“Supporting Aviva is an easy decision to make”

“Why do I think it’s important to support Aviva’s mahi? Because it stops that cycle that people get caught up in… Supporting Aviva is an easy decision to make.”

These words come from Brett Anderson, Chief Executive of Christchurch Casino – a long term supporter of Aviva and Champion Sponsor for our 50th year.

He explains how the Casino’s charitable giving works.

“Through our Charitable Trust we give a percentage of our revenue annually – so far, we’ve made over $5.5 million in donations. We make it as easy as possible for organisations to apply and try not to limit what we support.

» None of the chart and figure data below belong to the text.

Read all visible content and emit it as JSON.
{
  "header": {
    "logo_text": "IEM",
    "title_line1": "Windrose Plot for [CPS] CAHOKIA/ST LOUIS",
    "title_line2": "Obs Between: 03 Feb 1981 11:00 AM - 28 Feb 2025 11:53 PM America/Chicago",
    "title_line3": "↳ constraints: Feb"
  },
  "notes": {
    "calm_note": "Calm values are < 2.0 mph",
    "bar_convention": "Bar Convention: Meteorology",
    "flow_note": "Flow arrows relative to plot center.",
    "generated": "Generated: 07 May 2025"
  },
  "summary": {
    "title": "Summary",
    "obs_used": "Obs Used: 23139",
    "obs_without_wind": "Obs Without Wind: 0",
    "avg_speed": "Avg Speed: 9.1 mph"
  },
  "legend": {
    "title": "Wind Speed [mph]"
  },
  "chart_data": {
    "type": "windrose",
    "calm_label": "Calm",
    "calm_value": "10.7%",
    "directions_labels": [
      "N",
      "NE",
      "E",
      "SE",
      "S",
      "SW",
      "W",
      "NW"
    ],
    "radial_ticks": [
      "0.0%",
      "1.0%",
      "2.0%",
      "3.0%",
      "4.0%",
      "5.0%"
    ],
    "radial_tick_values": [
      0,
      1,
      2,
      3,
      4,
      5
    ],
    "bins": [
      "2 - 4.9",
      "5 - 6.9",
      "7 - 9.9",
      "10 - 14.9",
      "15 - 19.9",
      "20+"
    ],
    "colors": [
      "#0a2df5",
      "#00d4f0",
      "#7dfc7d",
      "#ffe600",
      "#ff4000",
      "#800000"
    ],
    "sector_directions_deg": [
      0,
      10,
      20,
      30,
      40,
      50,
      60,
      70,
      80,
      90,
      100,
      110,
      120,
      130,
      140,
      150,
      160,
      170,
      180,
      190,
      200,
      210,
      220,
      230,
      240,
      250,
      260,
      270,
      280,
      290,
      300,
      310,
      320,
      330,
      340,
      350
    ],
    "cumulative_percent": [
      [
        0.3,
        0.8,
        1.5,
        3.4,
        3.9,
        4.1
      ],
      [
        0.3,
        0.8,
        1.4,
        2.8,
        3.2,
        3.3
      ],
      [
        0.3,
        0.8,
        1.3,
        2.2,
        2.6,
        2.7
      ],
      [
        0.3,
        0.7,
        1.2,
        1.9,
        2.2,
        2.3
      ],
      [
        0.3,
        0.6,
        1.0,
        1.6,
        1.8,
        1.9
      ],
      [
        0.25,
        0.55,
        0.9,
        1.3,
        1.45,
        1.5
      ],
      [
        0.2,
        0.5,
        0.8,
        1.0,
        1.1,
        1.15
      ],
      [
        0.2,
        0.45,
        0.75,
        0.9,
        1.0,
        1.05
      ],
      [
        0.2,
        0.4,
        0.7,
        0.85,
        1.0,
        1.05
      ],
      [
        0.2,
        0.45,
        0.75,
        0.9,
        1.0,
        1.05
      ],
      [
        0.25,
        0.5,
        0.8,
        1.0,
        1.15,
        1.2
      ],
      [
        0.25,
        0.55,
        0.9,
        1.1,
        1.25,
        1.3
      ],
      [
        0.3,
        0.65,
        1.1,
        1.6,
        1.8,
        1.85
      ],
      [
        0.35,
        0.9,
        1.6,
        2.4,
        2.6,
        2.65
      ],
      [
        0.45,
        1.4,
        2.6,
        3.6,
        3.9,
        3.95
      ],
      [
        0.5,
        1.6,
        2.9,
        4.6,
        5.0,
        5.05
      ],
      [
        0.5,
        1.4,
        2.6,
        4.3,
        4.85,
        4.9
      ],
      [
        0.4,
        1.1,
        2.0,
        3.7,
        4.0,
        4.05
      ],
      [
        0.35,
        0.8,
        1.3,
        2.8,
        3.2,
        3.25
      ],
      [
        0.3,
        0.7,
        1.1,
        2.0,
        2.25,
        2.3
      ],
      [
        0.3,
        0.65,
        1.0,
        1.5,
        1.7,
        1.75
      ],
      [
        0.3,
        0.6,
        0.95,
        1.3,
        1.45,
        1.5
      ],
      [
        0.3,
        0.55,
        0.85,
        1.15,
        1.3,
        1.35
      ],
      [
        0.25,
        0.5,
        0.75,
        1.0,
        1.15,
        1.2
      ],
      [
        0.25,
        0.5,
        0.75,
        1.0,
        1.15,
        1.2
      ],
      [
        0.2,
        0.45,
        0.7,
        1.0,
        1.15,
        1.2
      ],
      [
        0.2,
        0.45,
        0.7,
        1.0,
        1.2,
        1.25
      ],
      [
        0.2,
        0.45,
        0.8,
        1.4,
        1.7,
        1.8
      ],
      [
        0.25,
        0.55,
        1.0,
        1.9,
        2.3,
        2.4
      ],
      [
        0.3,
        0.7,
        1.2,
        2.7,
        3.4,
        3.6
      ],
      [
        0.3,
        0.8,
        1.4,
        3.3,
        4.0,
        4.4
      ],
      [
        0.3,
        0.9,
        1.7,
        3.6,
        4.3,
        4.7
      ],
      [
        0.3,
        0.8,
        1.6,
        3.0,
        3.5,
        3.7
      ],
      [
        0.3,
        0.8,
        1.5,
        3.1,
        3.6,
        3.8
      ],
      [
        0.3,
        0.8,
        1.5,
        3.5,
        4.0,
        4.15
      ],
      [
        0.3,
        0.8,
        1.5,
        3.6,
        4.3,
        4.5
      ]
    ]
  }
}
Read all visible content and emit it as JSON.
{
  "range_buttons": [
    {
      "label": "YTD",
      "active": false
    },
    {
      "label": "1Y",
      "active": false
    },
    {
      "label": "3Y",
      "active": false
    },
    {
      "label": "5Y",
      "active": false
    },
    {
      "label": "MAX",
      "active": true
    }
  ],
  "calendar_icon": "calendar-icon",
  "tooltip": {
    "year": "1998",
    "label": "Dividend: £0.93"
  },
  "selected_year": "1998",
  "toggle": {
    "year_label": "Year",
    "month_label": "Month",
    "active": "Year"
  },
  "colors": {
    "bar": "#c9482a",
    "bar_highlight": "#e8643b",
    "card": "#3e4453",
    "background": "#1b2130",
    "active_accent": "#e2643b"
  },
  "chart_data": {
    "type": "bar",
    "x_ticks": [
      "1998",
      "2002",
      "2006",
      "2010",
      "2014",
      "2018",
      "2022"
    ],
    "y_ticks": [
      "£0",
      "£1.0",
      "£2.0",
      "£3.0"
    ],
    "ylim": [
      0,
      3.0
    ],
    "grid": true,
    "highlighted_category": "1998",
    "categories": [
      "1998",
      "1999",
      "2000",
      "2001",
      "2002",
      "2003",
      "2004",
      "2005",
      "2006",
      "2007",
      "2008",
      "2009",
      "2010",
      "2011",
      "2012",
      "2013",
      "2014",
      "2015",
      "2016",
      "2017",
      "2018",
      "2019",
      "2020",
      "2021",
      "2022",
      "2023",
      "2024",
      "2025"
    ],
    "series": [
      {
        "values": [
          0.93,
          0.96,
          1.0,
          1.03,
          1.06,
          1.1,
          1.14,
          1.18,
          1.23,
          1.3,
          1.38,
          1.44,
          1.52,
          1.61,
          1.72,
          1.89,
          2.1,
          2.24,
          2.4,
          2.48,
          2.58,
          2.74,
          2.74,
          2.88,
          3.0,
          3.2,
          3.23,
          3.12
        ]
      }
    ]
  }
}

As far as I’m concerned, if it benefits the organisation, it benefits the community, so why would we limit it? Basically, if we’re in a position to help we will. Whether it’s a grant, a discretionary donation, an auction item or supporting an event. Because it’s the community we operate in, and we have over 270 employees and it’s their community.”

The Casino also likes to enable their employees to engage with charitable giving.

“We recognise employee anniversaries [of their time working for the Casino] – as well as a bonus, we will give money to a charity of their choice under their name. Employees find it empowering.”

General managers are also provided with funds to make donations to charities of their choosing. Recently through this, a donation was made to Aviva’s safe@home service, which allows families to stay in their own homes, rather than have to leave to escape violence.

“Aviva’s work is so important,” says Brett. “Especially now – when there’s stress [like earthquakes, pandemics, economic crashes], abuse goes up. We know that. And it doesn’t end in the home, it has knock on effects in schools, workplaces, the whole community. And it continues. All the research points to early intervention and that children need to feel safe to thrive and be children.

“Still in New Zealand, there’s things we don’t talk about – things like suicide, domestic violence, and sexual violence. It’s shameful. It means that businesses don’t want to put their name to those charities. But those are the ones where there is the most need.

“We need to get beyond the stigma and really look at the impact and what will happen if we don’t do something about it. Talking about it doesn’t normalise it, but it does humanise it.”

Ultimately, says Brett, this is why The Casino is supporting Aviva for our 50th year.

“You deserve it. It’s about recognising all of those that had the foresight and the courage to see what was happening and do something.”